MY JOURNEY
I was born in Milwaukee, Wisconsin, in December l926. During summers I worked as a farmhand, factory worker, Alaska salmon fisherman, and carpenter. I studied electronics when I was inducted into the Navy and later attended the University of Wisconsin, and then the University of Colorado, where I received a B.S. in Architectural Engineering. I had been lured into architecture by the work of Frank Lloyd Wright, but during a trip to Chicago I was taken by the powerful simplicity and beauty of some buildings by Mies van der Rohe. I went to study with him and city planner Ludwig Hilberseimer at the Illinois Institute of Technology.
After receiving a Masters degree, I spent a year in Europe visiting architectural masterpieces, savoring European life, and working in the architecture office of the University of Munich, and the city planning office of Frankfurt. While there, I was invited to attend one of the last meetings of the Congrès International d'Architecture Moderne, which was composed of important renegade architects from 1928 up to 1959. While there, I joined a group that Le Corbusier guided through his famous Marseille apartment building. I very much wanted to make the world a better, more beautiful place, adapted to the needs of modern society, and prepared myself for that. On returning to the United States I went to work in architectural offices in Milwaukee and Chicago.
While in Chicago, I read Harrison Brown’s The Challenge of Man’s Future. It described the dangers of excessive population growth, food and mineral shortages, and over consumption that threatened our future. It gave me a lot to think about. Having a good imagination, I could see the massive misery people would someday face if we did not resolve these problems. I was moved. I was designing and working on exciting buildings in the Chicago architectural firm which was leading the way for all glass metallic curtain wall designs for commercial buildings. The book was unsettling - everything I was doing was environmentally wrong!
I changed direction, became a committed environmental architect-planner, and married a German Opera singer. During this period, and after, I spent time teaching at five institutions of higher learning, including one in China and one in India. At the University of Michigan I developed a system for directing urban expansion away from sprawl into chains of compact, pedestrian oriented new towns connected by transportation belts. By looking at the basic question of what a city is, we can design better places to live and greatly reduce vehicle traffic, while conserving land and energy. This project led to my being hired as the master planner for an environmentally sound, socially integrated community of 80,000 to be built outside of Cincinnati. When this project had to be abandoned , I tried, without success, to develop several small eco-communities outside of Cincinnati, then with success, to develop, design, and build eco-friendly, condominiums on small empty parcels of land in central Cincinnati.
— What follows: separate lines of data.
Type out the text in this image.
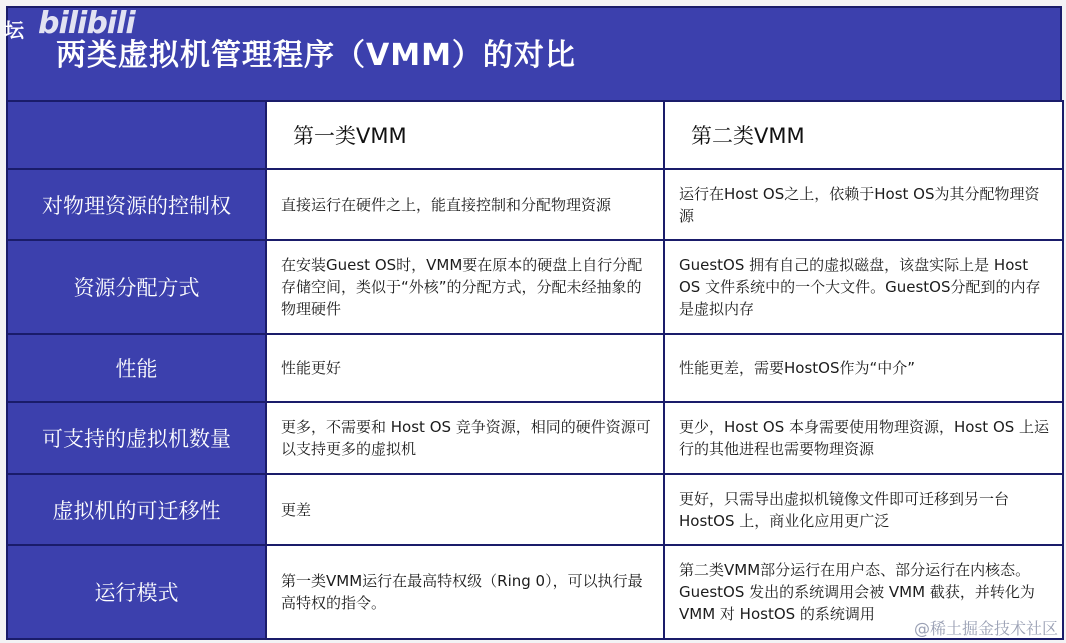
两类虚拟机管理程序（VMM）的对比
坛 bilibili
	第一类VMM	第二类VMM
对物理资源的控制权	直接运行在硬件之上，能直接控制和分配物理资源	运行在Host OS之上，依赖于Host OS为其分配物理资源
资源分配方式	在安装Guest OS时，VMM要在原本的硬盘上自行分配存储空间，类似于“外核”的分配方式，分配未经抽象的物理硬件	GuestOS 拥有自己的虚拟磁盘，该盘实际上是 Host OS 文件系统中的一个大文件。GuestOS分配到的内存是虚拟内存
性能	性能更好	性能更差，需要HostOS作为“中介”
可支持的虚拟机数量	更多，不需要和 Host OS 竞争资源，相同的硬件资源可以支持更多的虚拟机	更少，Host OS 本身需要使用物理资源，Host OS 上运行的其他进程也需要物理资源
虚拟机的可迁移性	更差	更好，只需导出虚拟机镜像文件即可迁移到另一台 HostOS 上，商业化应用更广泛
运行模式	第一类VMM运行在最高特权级（Ring 0），可以执行最高特权的指令。	第二类VMM部分运行在用户态、部分运行在内核态。GuestOS 发出的系统调用会被 VMM 截获，并转化为 VMM 对 HostOS 的系统调用
@稀土掘金技术社区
When Ronald Reagan became president, and the Arab oil boycott was call off, public interest in conservation evaporated. As I recognized that my efforts, and those of others seemed to be heading toward a dead end, a question kept haunting me: “When we see that our future is seriously threatened and we know what we can do about it, why don’t we act?” Starting around 1990, I gathered all the information I could regarding this problem, and I set my mind to work on it. At that time, I had been doing considerable reading about the human brain, mind, society, governments, and politics, and saw some answers there. Thinking about this led to another abrupt change in my career. I turned to writing. After failing to obtain production funding for a television documentary, “Invisible Walls,” addressing this problem, after years of hard work, in 1998 Invisible Walls: Why we Ignore the Damage We Inflict on the Planet ... and Ourselves came out as a book . Since then I have focused my time researching and producing books and articles related to this problem of irrational inaction.
For some time I had been bothered that an important innovative idea for a new academic discipline to be called “Survival Research,” developed by a political scientist friend, John H. Herz, had been largely ignored. I mailed about 50 copies of his paper to people I thought should know about it. This resulted in my being asked to edit a special issue of a journal, World Futures, devoted to this subject. Then in 2006 it came out as a book, Global Survival: The Challenge and Its Implications for Thinking and Acting, edited by Ervin Laszlo and myself. A number of forward looking thinkers contributed chapters demonstrating how many different disciplines can contribute to resolving our environmental problems.
One thing that I enjoy is thinking backward and forward in time and looking at where we’ve been and were we’re going. I soon realized that facts don’t move people like a good story can. As a kid I loved to tell stories, so I blended my interests and created the world we now seem to be headed for. I described this world by means of a novel, : 2045: A Story of Our Future, published in 2009.